PARTIAL RECONSTITUTION OF A PATIENT WITH CONGENITAL THYMIC DYSPLASIA BY FETAL TISSUE AND TRANSFER FACTOR

Abstract

Attempts at immunologic reconstitution of patients with congenital thymic dysplasia have been disappointing. We have studied an 18 month old male with chronic history of mucocutaneous candidiasis (CMC), diarrhea, repeated infections and failure to thrive.

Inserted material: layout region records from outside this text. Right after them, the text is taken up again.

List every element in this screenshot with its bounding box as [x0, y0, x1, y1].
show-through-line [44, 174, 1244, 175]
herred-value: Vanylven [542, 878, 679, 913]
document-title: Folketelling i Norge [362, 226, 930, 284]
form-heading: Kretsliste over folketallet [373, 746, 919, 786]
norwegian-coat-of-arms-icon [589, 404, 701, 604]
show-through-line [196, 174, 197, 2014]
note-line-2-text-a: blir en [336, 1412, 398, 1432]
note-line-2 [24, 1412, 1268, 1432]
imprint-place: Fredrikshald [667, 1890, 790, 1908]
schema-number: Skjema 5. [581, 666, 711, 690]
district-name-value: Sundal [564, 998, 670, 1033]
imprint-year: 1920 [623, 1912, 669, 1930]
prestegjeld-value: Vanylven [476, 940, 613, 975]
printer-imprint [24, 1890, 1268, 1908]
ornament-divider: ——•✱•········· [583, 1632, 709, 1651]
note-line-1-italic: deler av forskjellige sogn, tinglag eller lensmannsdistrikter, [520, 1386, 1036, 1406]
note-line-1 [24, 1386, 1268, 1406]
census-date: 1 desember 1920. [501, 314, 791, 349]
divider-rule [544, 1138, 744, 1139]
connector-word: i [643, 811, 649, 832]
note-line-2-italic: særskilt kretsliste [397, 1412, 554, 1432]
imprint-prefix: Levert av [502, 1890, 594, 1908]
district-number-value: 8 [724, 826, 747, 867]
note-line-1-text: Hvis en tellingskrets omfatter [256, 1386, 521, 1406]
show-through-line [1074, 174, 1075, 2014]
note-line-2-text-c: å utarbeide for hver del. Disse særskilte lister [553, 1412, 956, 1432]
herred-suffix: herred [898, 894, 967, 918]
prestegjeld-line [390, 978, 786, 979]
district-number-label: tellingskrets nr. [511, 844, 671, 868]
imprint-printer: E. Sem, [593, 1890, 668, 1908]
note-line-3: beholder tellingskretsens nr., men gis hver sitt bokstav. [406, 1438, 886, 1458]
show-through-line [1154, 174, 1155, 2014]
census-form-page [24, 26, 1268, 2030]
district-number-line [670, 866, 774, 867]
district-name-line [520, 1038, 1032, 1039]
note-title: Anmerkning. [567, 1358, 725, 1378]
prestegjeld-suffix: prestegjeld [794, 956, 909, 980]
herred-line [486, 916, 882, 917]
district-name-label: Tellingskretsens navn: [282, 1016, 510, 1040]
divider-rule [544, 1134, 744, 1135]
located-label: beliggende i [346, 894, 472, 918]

He had a marked deficiency of T-cell functions with a decrease in circulating T-cells, absent cutaneous reactivity to skin test antigens and absent PHA responsiveness in vivo and in vitro. Although lymphopenic he had adequate numbers of circulating B-cells and plasma cells in his bone marrow aspirates. B-cell functions including levels of serum immunoglobulins, isohemagglutinins and pokeweed mitogen responsiveness were within the normal range. Implanted tissues from a female abortus of 16 weeks gestation restored in vivo and in vitro PHA responsiveness within 24 hours. Karyotypic and HL-A analyses demonstrated that chimerism had not occurred. In an attempt to augment persistently negative responses to Candida antigen, multiple doses of transfer factor (2.4 × 108 lymphocytes/dose) were administered. Peripheral T-cell rosettes increased from 5% to 40% without change in his response to Candida antigen or his clinical CMC. After eight months of continuing transfer factor therapy the patient has tripled his weight and remains clinically stable.